Par contre, les médecins spécialement autorisés par la loi du 12 avril 1958, relative au cumul médico-pharmaceutique, à vendre des médicaments à leurs malades, exercent deux activités distinctes dont l'activité de pharmacien reste normalement imposable à la taxe, tandis que l'activité médicale bénéficie de l'exemption dont il s'agit.

On notera que l'exemption ne peut être invoquée par les personnes qui, tels les guérisseurs, pratiquent illégalement la médecine. Il en serait de même pour les mécaniciens-dentistes qui exerceraient illégalement l'art dentaire.


B. Personnes exerçant une profession paramédicale.

L'exemption est applicable aux prestations de services effectuées, dans l'exercice de leur activité habituelle par les kinésithérapeutes, les accoucheuses, les infirmiers et les infirmières, les soigneurs et les soigneuses, les gardes-malades, les masseurs et les masseuses, dont les prestations de soins à la personne sont reprises dans la nomenclature des prestations de santé en matière d'assurance obligatoire contre la maladie et l'invalidité.

Ainsi, les prestations de services effectuées par des personnes exerçant une profession paramédicale au sens de l'article 44, § 1er, 2°, précité, sont, en règle, uniquement exemptées de la T.V.A. lorsque ces prestations de services sont reprises dans la nomenclature des prestations de santé en matière d'assurance obligatoire contre la maladie et l'invalidité. Il est dès lors admis que l'exemption vise aussi les prestations de services rendues par un logopède et par un technologue en imagerie médicale.
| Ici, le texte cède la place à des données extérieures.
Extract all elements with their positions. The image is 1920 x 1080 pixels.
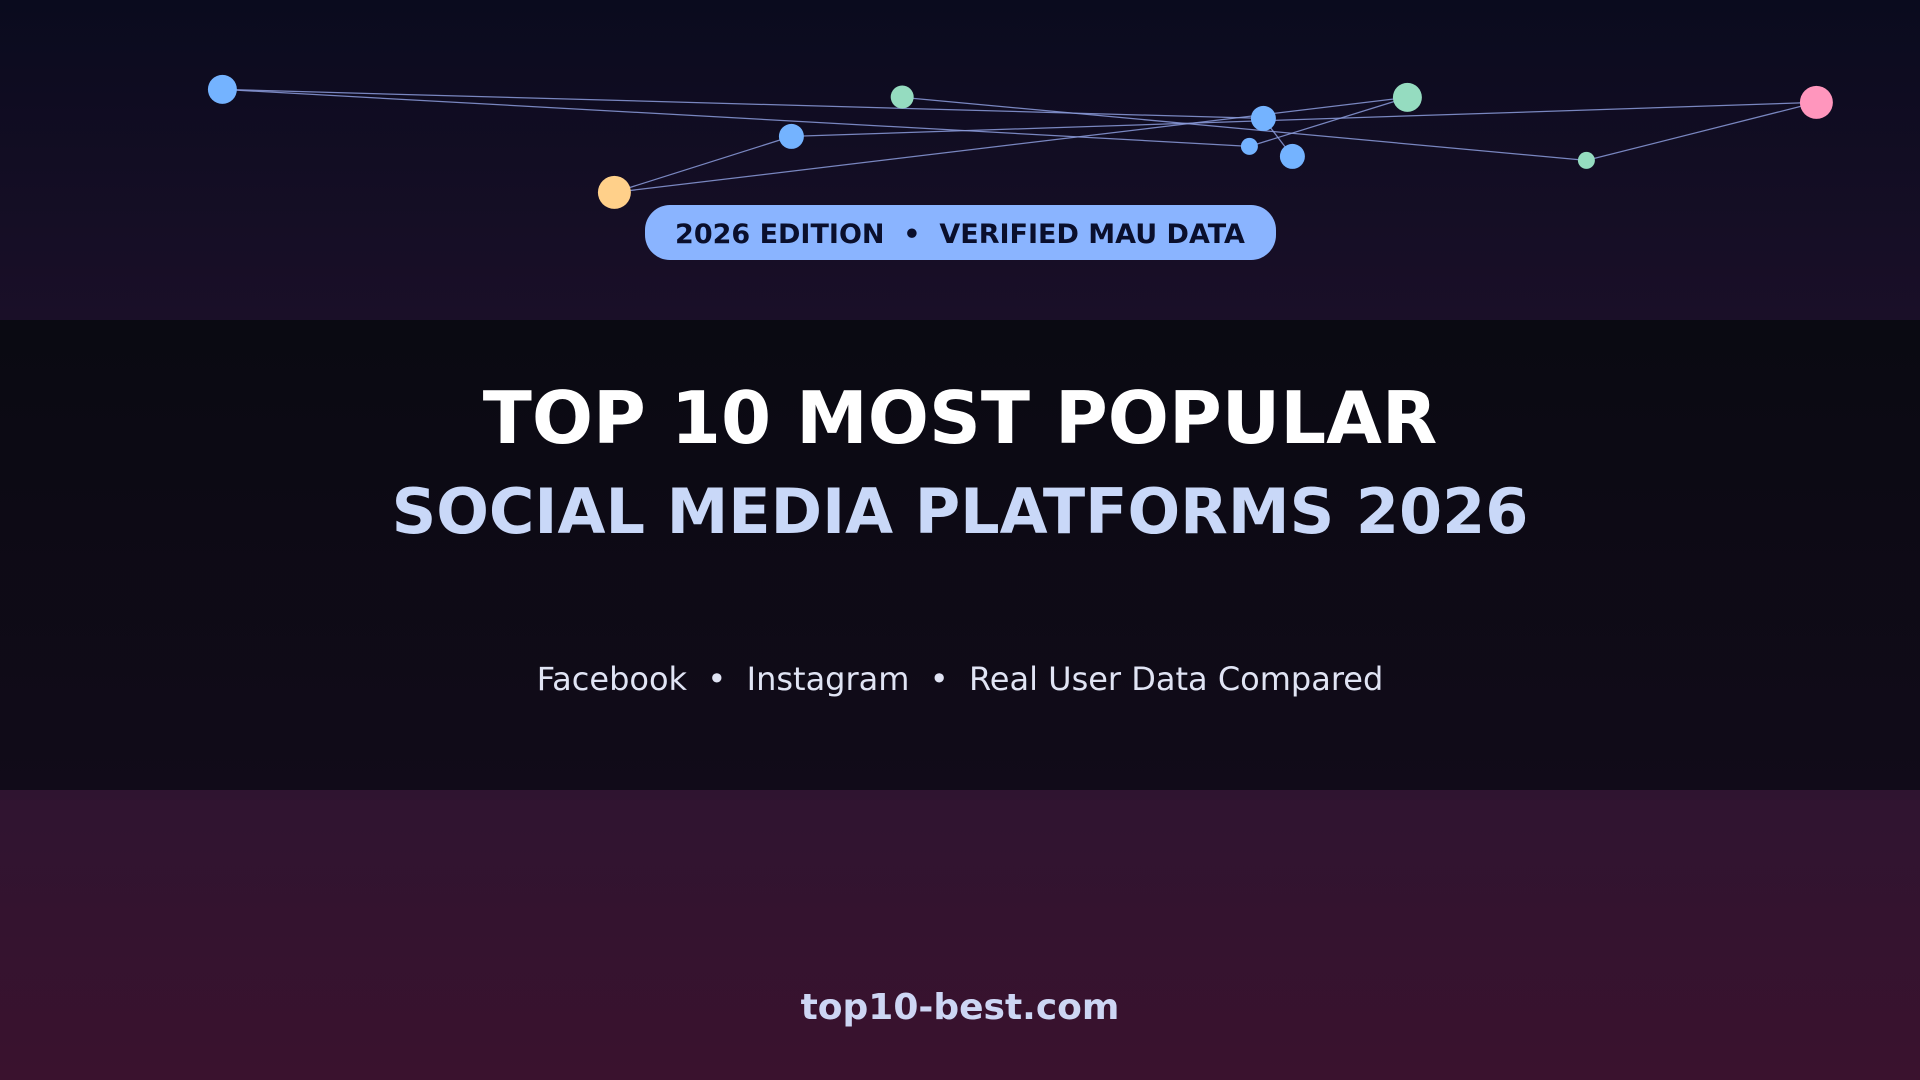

Il en est de même pour ce qui concerne les prestations dispensées aux patients diabétiques par les diététiciens (et diététiciennes) et par les podologues et pour lesquelles une intervention de l'assurance maladie-invalidité est prévue. Cette intervention étant limitée à deux prestations par an, l'exemption prévue par l'article 44, § 1er, 2°, du Code de la T.V.A. est d'application mais elle est limitée à ces deux prestations (Décision du 7 juin 2004, n° E.T. 104.382, sur www.fisconet.fgov.be).

L'exemption ne s'étend pas aux soins corporels fournis par les orthopédistes, les bandagistes, les pédicures, les manucures et les exploitants de saunas.